Uitkeringsgerechtigden afschrijven voor de arbeidsmarkt, dat is afgelopen in Oude IJsselstreek, Zutphen en Molenlanden. Ook hanteren ze niet langer labels als ‘arbeidsongeschikt’, ‘NUG’ger’ of ‘verstandelijk beperkt’. De drie genoemde gemeenten ondersteunen inwoners met en zonder uitkering of indicatie. Hun wensen zijn het vertrekpunt, niet de wet- en regelgeving.

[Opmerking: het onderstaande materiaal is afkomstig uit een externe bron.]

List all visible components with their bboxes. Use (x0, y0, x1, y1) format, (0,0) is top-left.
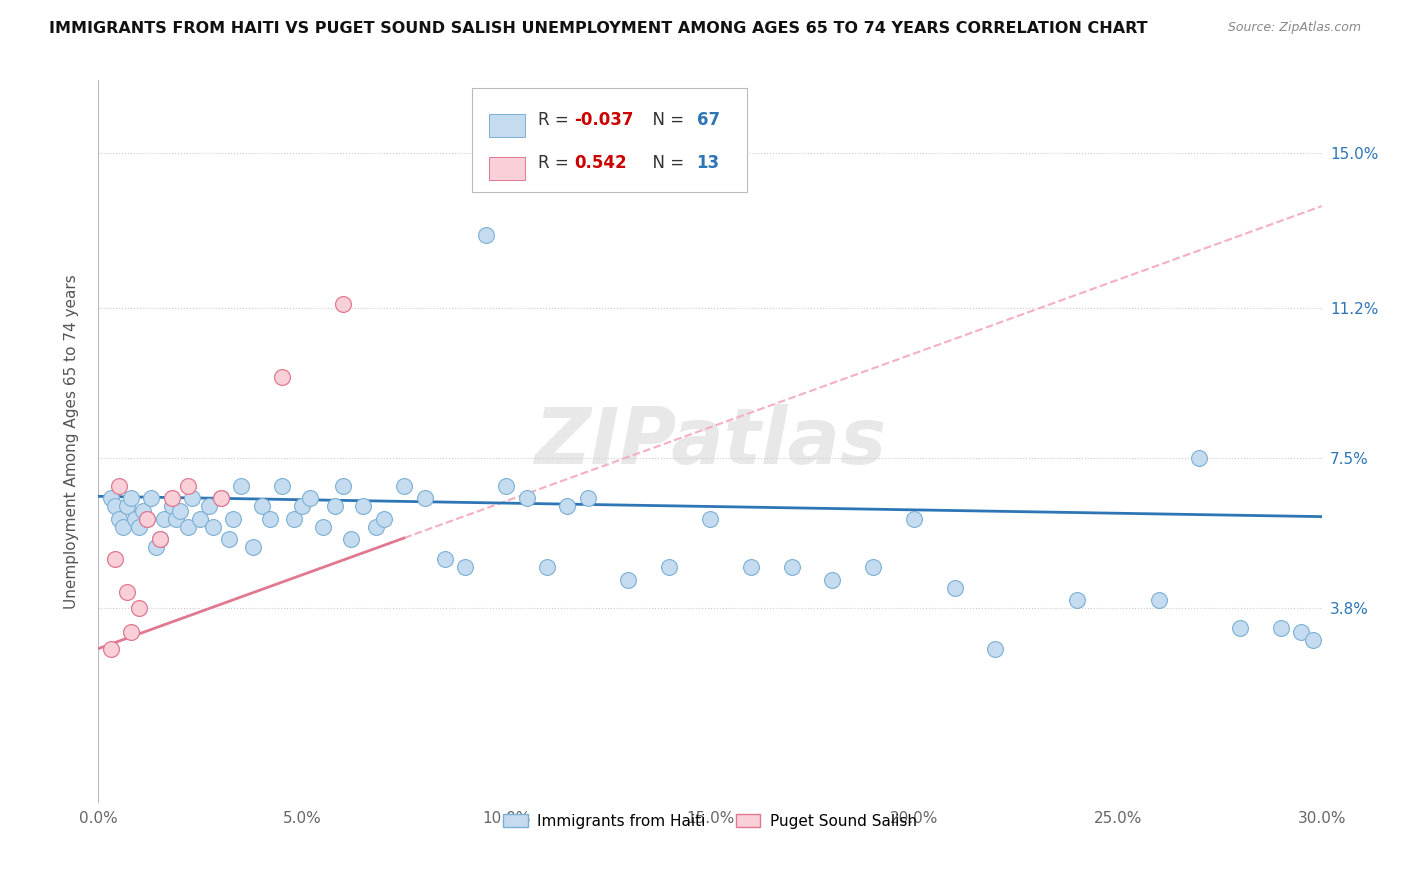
Point (364, 520, 387, 534)
Point (188, 511, 212, 525)
Point (100, 641, 122, 656)
Point (1229, 621, 1251, 635)
Point (136, 511, 159, 525)
Point (177, 520, 200, 534)
Text: 67: 67 (696, 111, 720, 129)
Point (1188, 450, 1211, 465)
Text: IMMIGRANTS FROM HAITI VS PUGET SOUND SALISH UNEMPLOYMENT AMONG AGES 65 TO 74 YEA: IMMIGRANTS FROM HAITI VS PUGET SOUND SAL… (49, 21, 1147, 36)
Point (1291, 625, 1313, 640)
Point (120, 491, 142, 506)
Point (658, 560, 681, 574)
Text: R =: R = (537, 111, 574, 129)
Point (100, 491, 122, 506)
Point (136, 511, 159, 525)
Point (152, 511, 174, 525)
Point (576, 491, 599, 506)
Point (231, 479, 253, 493)
Point (536, 560, 558, 574)
Point (149, 532, 172, 546)
Point (495, 479, 517, 493)
Point (141, 491, 163, 506)
Point (780, 560, 803, 574)
Point (474, 227, 498, 242)
Point (862, 560, 884, 574)
Point (373, 511, 395, 525)
Point (1270, 621, 1292, 635)
Point (104, 552, 127, 566)
Point (516, 491, 538, 506)
Point (259, 511, 281, 525)
Text: N =: N = (641, 154, 689, 172)
Point (555, 500, 579, 514)
Point (115, 584, 138, 599)
Point (201, 520, 224, 534)
Point (111, 520, 134, 534)
Point (197, 500, 219, 514)
Point (222, 511, 245, 525)
Point (352, 500, 374, 514)
Point (149, 532, 172, 546)
Point (218, 532, 240, 546)
Point (903, 511, 925, 525)
Point (209, 491, 232, 506)
Point (108, 479, 131, 493)
Point (821, 573, 844, 587)
Point (392, 479, 416, 493)
Point (132, 503, 155, 517)
Text: ZIPatlas: ZIPatlas (534, 403, 886, 480)
Point (242, 540, 264, 554)
Point (145, 540, 167, 554)
Point (740, 560, 762, 574)
Point (434, 552, 457, 566)
Text: 13: 13 (696, 154, 720, 172)
Point (699, 511, 721, 525)
Point (332, 479, 354, 493)
Point (124, 511, 146, 525)
Point (454, 560, 477, 574)
Point (299, 491, 322, 506)
Point (128, 520, 150, 534)
Point (291, 500, 314, 514)
Point (270, 369, 294, 384)
Point (115, 500, 138, 514)
Point (250, 500, 273, 514)
Point (340, 532, 363, 546)
FancyBboxPatch shape (489, 157, 526, 180)
Point (984, 641, 1007, 656)
Point (104, 500, 127, 514)
Text: N =: N = (641, 111, 689, 129)
Point (943, 581, 966, 595)
Text: 0.542: 0.542 (574, 154, 627, 172)
Point (332, 296, 354, 310)
Point (165, 511, 187, 525)
Point (108, 511, 131, 525)
Point (312, 520, 335, 534)
Point (209, 491, 232, 506)
Point (1066, 592, 1088, 607)
Point (160, 491, 183, 506)
Point (169, 503, 191, 517)
Text: Source: ZipAtlas.com: Source: ZipAtlas.com (1227, 21, 1361, 34)
Legend: Immigrants from Haiti, Puget Sound Salish: Immigrants from Haiti, Puget Sound Salis… (498, 807, 922, 835)
Point (617, 573, 640, 587)
FancyBboxPatch shape (471, 87, 747, 193)
Point (1147, 592, 1170, 607)
Point (1302, 633, 1324, 648)
Point (128, 601, 150, 615)
Point (283, 511, 305, 525)
Point (120, 625, 142, 640)
Point (181, 491, 204, 506)
Point (323, 500, 346, 514)
FancyBboxPatch shape (489, 114, 526, 136)
Text: -0.037: -0.037 (574, 111, 634, 129)
Y-axis label: Unemployment Among Ages 65 to 74 years: Unemployment Among Ages 65 to 74 years (65, 274, 79, 609)
Point (160, 500, 183, 514)
Point (177, 479, 200, 493)
Point (270, 479, 294, 493)
Point (413, 491, 436, 506)
Text: R =: R = (537, 154, 574, 172)
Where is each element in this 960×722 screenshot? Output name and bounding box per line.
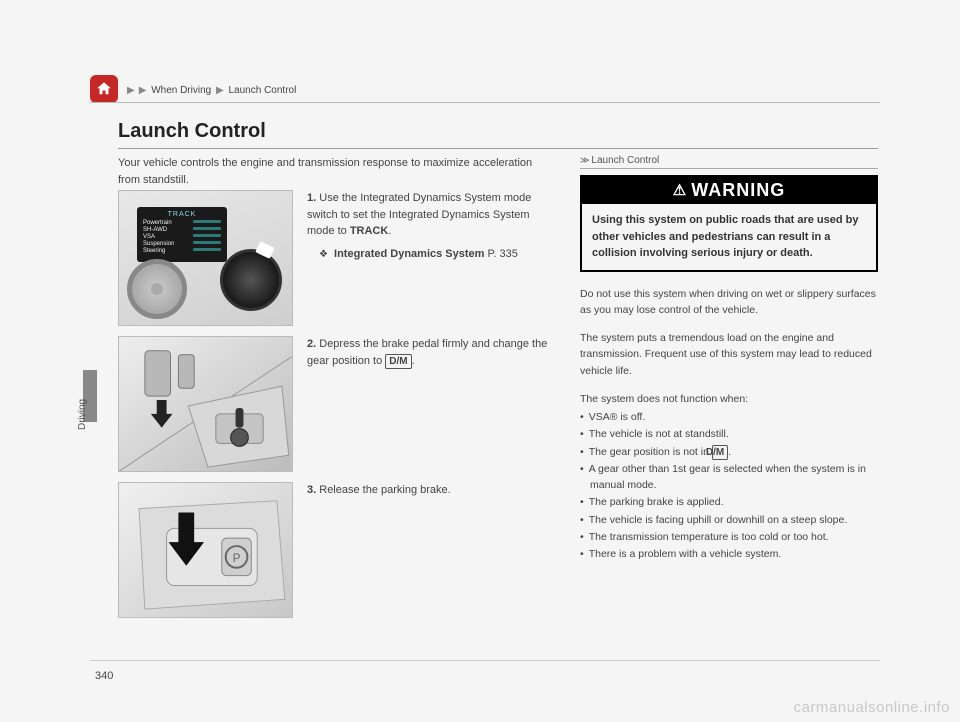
side-header: ≫Launch Control [580,155,878,169]
ref-page: P. 335 [487,248,517,260]
page-number: 340 [95,670,113,682]
chevron-icon: ▶ [216,85,224,96]
section-label: Driving [77,399,88,430]
step-body: Use the Integrated Dynamics System mode … [307,192,531,237]
chevron-icon: ▶ [139,85,147,96]
side-note-2: The system puts a tremendous load on the… [580,330,878,379]
svg-text:P: P [233,551,241,565]
page-title: Launch Control [118,120,266,143]
warning-title: ⚠WARNING [582,177,876,204]
mode-dial-icon [220,249,282,311]
side-column: ≫Launch Control ⚠WARNING Using this syst… [580,155,878,563]
divider [118,148,878,149]
figure-1: TRACK Powertrain SH-AWD VSA Suspension S… [118,190,293,326]
step-num: 1. [307,192,316,204]
divider [90,102,880,103]
warning-title-text: WARNING [691,180,785,200]
disp-row: SH-AWD [143,227,167,233]
step-2: 2. Depress the brake pedal firmly and ch… [118,336,558,472]
list-item: The parking brake is applied. [580,494,878,510]
home-icon[interactable] [90,75,118,103]
li-text: The gear position is not in [589,446,712,458]
breadcrumb-level2: Launch Control [228,85,296,96]
dash-display: TRACK Powertrain SH-AWD VSA Suspension S… [137,207,227,262]
watermark: carmanualsonline.info [794,699,950,716]
step-num: 3. [307,484,316,496]
book-icon: ❖ [319,249,328,260]
gear-badge: D/M [385,354,411,369]
list-item: A gear other than 1st gear is selected w… [580,461,878,494]
list-intro: The system does not function when: [580,391,878,407]
li-text: . [728,446,731,458]
list-item: The vehicle is facing uphill or downhill… [580,512,878,528]
chevron-icon: ▶ [127,85,135,96]
ref-label: Integrated Dynamics System [334,248,484,260]
breadcrumb-level1: When Driving [151,85,211,96]
chevron-icon: ≫ [580,155,589,165]
conditions-list: VSA® is off. The vehicle is not at stand… [580,409,878,562]
mode-label: TRACK [143,211,221,218]
cross-ref: ❖ Integrated Dynamics System P. 335 [307,246,558,263]
warning-box: ⚠WARNING Using this system on public roa… [580,175,878,272]
step-3: P 3. Release the parking brake. [118,482,558,618]
disp-row: Steering [143,248,165,254]
step-after: . [412,355,415,367]
step-1-text: 1. Use the Integrated Dynamics System mo… [307,190,558,326]
step-2-text: 2. Depress the brake pedal firmly and ch… [307,336,558,472]
step-body: Release the parking brake. [319,484,450,496]
step-bold: TRACK [350,225,389,237]
figure-3: P [118,482,293,618]
step-after: . [388,225,391,237]
step-1: TRACK Powertrain SH-AWD VSA Suspension S… [118,190,558,326]
divider [90,660,880,661]
intro-text: Your vehicle controls the engine and tra… [118,155,538,188]
warning-triangle-icon: ⚠ [673,182,687,199]
disp-row: Suspension [143,241,174,247]
steps-column: TRACK Powertrain SH-AWD VSA Suspension S… [118,190,558,628]
disp-row: Powertrain [143,220,172,226]
step-num: 2. [307,338,316,350]
side-header-text: Launch Control [591,155,659,166]
breadcrumb: ▶ ▶ When Driving ▶ Launch Control [125,85,296,96]
list-item: VSA® is off. [580,409,878,425]
step-3-text: 3. Release the parking brake. [307,482,558,618]
step-body: Depress the brake pedal firmly and chang… [307,338,547,367]
steering-wheel-icon [127,259,187,319]
figure-2 [118,336,293,472]
side-note-1: Do not use this system when driving on w… [580,286,878,319]
gear-badge: D/M [712,445,728,460]
warning-body: Using this system on public roads that a… [582,204,876,270]
disp-row: VSA [143,234,155,240]
list-item: The gear position is not in D/M. [580,444,878,460]
list-item: There is a problem with a vehicle system… [580,546,878,562]
list-item: The vehicle is not at standstill. [580,426,878,442]
list-item: The transmission temperature is too cold… [580,529,878,545]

Moeilijke persoonlijke omstandigheden
‘We gaan in zee met iedereen die iets wil doen,’ zegt Jan-Peter van Zoelen, beleidsadviseur in Molenlanden. ‘Van schoolverlaters en inwoners met een verstandelijke beperking tot vluchtelingen. Vaak gaat het om mensen zonder veel eigenwaarde die leven in moeilijke persoonlijke omstandigheden, zoals verslaving, ziekte, psychische problemen, schulden of een detentieverleden.’
Van Zoelen is een van de drijvende krachten achter participatietraject ‘Jij bent in Beeld’, dat in 2017 startte als pilot in de Zuid-Hollandse gemeente Molenlanden (op 1 januari 2019 ontstaan uit een fusie van Molenwaard en Giessenlanden; de gemeente telde op 31 januari 2022 44.660 inwoners). Tot eind 2021 doorliepen 171 Molenlanders het traject, dat plaatsvindt in het plaatselijke multifunctioneel gebouw Pand 83. Zorgaanbieder Philadelphia begeleidt de participatietrajecten in opdracht van de gemeente.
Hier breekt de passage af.